We compare the performance of the optimized hyperparameters with the default hyperparameters. using the validation loss achieved on the dataset after training the model with the respective hyperparameters.
The search space has been set with the priors set to the hyperparameters found in this base example: lightning.ai/lightning-ai/studios/image-segmentation-with-pytorch-lightning
We run the HPO process for 188 trials and obtain new set of hyperpamereters that outperform the default hyperparameters.

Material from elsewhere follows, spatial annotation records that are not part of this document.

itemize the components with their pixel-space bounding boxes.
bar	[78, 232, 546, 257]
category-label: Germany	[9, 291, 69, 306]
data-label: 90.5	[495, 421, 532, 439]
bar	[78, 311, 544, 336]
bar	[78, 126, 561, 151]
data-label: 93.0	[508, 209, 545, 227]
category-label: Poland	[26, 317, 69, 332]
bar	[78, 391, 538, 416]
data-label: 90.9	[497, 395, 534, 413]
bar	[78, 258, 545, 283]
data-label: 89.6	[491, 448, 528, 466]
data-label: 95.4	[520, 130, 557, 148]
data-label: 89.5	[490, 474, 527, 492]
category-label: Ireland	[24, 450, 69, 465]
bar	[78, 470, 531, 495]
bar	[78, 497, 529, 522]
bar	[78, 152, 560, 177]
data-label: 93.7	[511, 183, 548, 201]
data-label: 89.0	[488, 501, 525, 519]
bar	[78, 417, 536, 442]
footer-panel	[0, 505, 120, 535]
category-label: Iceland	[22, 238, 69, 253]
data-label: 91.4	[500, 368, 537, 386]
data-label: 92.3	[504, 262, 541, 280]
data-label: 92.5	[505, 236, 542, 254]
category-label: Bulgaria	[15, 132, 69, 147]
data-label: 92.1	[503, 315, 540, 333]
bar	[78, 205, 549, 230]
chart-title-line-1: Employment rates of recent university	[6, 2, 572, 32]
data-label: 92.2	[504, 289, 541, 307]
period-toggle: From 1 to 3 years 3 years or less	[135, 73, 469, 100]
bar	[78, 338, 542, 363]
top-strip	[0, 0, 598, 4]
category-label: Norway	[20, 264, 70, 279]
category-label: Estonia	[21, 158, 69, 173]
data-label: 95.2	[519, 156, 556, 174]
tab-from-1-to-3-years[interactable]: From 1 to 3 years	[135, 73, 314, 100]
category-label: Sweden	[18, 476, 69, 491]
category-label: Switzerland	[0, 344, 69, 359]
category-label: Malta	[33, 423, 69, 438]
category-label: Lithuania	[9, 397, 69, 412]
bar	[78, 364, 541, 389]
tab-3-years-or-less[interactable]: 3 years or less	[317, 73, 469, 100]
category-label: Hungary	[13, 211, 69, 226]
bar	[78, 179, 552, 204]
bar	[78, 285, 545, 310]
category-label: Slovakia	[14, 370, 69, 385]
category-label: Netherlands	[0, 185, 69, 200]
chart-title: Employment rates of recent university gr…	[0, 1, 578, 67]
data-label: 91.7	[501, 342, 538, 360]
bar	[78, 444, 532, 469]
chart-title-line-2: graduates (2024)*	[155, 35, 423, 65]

Hyperparameter | Prior | Optimized Value |
---|---|---|
learning_rate | 0.02 | 0.006745150778442621 |
batch_size | 4 | 5 |
momentum | 0.5 | 0.5844767093658447 |
weight_decay | 0.0001 | 0.00012664785026572645 |
The validation loss achieved on the dataset after training the model with the newly sampled hyperparameters is shown in the figure above.
We compare the validation loss values when the model is trained with the default hyperparameters and the optimized hyperparameters:
Validation Loss with Default Hyperparameters: 0.114094577729702
Validation Loss with Optimized Hyperparameters: 0.0997161939740181
The optimized hyperparameters outperform the default hyperparameters by 12.61%.